To be a liability under ASC 480, an instrument must contain an obligation that requires the issuer to transfer cash, other assets, or equity shares (e.g., an obligation to redeem an instrument). ASC 480 defines “obligation” broadly to include any “conditional or unconditional duty or responsibility to transfer assets or to issue equity shares.”
Conditional obligations are treated differently than unconditional obligations. To be a liability under ASC 480, an instrument that is a share in legal form must contain an unconditional obligation of the issuer to redeem it in cash, assets, or a variable number of equity shares. However, other obligations that are not outstanding shares may require classification as liabilities under ASC 480 whether the obligation is conditional or unconditional. For example, an obligation to repurchase an issuer’s equity shares is a liability whether the obligation is conditional or unconditional.
Permanent Equity Versus Temporary Equity
SEC registrants are required to apply the SEC’s guidance on redeemable equity securities. An entity that has filed a registration statement with the SEC is considered an SEC registrant. Other entities, such as companies that anticipate an IPO in the future, may elect to apply this guidance.
Equity-classified securities that contain any obligation outside the issuer’s control (whether conditional or unconditional) that may require the issuer to redeem the security must be classified as temporary equity. Equity securities that are classified as temporary equity are subject to the recognition, measurement, and EPS guidance in ASC 480-10-S99-3A, which is often complex to apply. The remeasurement guidance in ASC 480-10-S99-3A may negatively affect an entity’s reported EPS because adjustments to the redemption amount are often treated as dividends that reduce the numerator in EPS calculations.

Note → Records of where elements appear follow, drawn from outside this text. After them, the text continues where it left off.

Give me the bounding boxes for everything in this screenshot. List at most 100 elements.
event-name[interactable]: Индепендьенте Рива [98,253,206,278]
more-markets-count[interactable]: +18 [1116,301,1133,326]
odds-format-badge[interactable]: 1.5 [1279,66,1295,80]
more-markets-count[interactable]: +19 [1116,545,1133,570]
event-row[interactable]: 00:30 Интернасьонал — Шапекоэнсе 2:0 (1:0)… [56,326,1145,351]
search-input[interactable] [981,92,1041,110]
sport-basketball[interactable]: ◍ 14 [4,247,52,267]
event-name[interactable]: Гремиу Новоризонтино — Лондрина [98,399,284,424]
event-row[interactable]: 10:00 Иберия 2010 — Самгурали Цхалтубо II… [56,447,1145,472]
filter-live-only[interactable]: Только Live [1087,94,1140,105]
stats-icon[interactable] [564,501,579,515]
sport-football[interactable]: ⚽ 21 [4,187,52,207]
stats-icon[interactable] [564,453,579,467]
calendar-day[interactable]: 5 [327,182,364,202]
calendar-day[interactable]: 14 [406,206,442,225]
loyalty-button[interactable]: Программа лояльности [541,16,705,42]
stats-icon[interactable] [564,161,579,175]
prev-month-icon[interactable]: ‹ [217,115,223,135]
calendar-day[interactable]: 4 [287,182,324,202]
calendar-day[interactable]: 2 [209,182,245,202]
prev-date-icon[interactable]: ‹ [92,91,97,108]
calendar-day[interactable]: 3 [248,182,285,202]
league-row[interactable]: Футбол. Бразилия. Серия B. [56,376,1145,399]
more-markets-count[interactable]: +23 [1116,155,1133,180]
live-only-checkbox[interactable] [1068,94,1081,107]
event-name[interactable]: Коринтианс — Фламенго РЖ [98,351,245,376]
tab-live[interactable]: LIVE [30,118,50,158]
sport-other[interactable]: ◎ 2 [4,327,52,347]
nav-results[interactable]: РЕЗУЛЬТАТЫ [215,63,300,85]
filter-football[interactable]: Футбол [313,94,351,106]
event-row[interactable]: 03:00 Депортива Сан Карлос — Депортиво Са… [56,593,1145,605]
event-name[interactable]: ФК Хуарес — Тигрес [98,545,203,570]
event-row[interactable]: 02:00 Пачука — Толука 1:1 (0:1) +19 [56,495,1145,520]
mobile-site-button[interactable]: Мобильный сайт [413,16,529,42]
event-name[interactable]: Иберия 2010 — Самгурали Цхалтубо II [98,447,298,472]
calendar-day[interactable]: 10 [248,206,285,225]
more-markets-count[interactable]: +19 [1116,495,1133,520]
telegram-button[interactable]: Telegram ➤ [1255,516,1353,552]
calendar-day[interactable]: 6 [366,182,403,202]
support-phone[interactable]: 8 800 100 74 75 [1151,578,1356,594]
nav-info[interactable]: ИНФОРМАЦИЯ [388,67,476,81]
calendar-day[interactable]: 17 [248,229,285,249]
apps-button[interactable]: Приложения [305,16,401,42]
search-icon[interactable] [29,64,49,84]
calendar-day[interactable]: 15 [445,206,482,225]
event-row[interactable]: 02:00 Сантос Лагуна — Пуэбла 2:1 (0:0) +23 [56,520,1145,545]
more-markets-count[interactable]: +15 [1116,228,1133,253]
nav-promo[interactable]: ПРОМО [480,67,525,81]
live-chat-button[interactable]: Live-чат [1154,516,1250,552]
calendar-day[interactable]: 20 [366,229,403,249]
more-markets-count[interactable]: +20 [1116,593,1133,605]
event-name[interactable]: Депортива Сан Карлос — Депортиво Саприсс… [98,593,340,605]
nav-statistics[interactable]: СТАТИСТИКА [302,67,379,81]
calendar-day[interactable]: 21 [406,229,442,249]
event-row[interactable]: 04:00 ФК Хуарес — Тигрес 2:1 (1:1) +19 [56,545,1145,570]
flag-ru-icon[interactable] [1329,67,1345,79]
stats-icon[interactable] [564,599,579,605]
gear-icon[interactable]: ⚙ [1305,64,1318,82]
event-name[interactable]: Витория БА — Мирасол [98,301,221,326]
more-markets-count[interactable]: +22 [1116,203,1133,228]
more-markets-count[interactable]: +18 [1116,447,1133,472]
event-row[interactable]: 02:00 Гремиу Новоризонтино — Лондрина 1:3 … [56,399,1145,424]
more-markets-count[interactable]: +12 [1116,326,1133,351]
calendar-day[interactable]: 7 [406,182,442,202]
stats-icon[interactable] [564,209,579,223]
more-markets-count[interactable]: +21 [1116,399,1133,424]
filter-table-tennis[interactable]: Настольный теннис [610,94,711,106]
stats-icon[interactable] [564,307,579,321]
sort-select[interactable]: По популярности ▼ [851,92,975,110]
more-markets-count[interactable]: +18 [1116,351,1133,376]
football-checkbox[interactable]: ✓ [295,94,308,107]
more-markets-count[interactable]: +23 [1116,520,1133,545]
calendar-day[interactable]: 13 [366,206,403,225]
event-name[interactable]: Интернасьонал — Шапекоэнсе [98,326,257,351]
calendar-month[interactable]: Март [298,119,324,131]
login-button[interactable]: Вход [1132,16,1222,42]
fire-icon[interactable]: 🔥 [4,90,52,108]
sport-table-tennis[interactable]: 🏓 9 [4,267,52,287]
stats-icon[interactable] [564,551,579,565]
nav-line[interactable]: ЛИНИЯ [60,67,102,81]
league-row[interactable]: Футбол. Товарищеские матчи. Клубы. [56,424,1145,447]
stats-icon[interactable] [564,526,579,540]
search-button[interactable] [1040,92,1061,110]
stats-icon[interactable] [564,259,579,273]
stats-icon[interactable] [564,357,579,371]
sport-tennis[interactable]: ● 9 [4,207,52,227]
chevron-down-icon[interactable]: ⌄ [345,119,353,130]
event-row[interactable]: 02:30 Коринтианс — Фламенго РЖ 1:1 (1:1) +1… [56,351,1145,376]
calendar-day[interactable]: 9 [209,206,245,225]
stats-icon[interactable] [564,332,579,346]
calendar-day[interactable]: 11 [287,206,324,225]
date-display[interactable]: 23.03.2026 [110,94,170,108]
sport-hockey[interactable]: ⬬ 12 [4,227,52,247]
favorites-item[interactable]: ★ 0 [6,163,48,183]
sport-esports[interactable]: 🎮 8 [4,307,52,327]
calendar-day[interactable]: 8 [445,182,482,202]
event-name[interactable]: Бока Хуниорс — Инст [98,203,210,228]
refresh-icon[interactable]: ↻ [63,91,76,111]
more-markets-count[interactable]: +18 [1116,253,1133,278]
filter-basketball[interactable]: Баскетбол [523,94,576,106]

An entity must apply the SEC’s guidance on the classification of redeemable equity securities in its SEC filings made in contemplation of an IPO or a merger with a SPAC.
Earnings per Share
ASC 480-10 does not comprehensively address how to determine EPS for instruments within its scope. Instead, an entity applies ASC 260 except as specified in ASC 480-10-45-4, which requires the entity to make certain adjustments to the EPS calculation performed under ASC 260 for (1) mandatorily redeemable financial instruments and (2) forward contracts that require physical settlement by repurchase of a fixed number of equity shares of common stock in exchange for cash. Special considerations are necessary for contracts that may be settled in stock or cash.
Under ASC 260 as amended by ASU 2020-06, an entity may not overcome the presumption of share settlement for a contract that may be settled in stock or cash. Certain contracts within the scope of ASC 480-10 may be settled in stock or cash. The calculation of diluted EPS must include the potential shares issuable under such contracts.
Deloitte’s Roadmap Distinguishing Liabilities From Equity provides a comprehensive discussion of the classification, recognition, measurement, presentation and disclosure, and EPS guidance in ASC 480 and ASC 480-10-S99-3A. Entities should also consider Deloitte’s Roadmap Contracts on an Entity’s Own Equity for guidance on equity-linked instruments that are not outstanding shares as well as Deloitte’s Roadmap Earnings per Share for guidance on the calculation of basic and diluted EPS.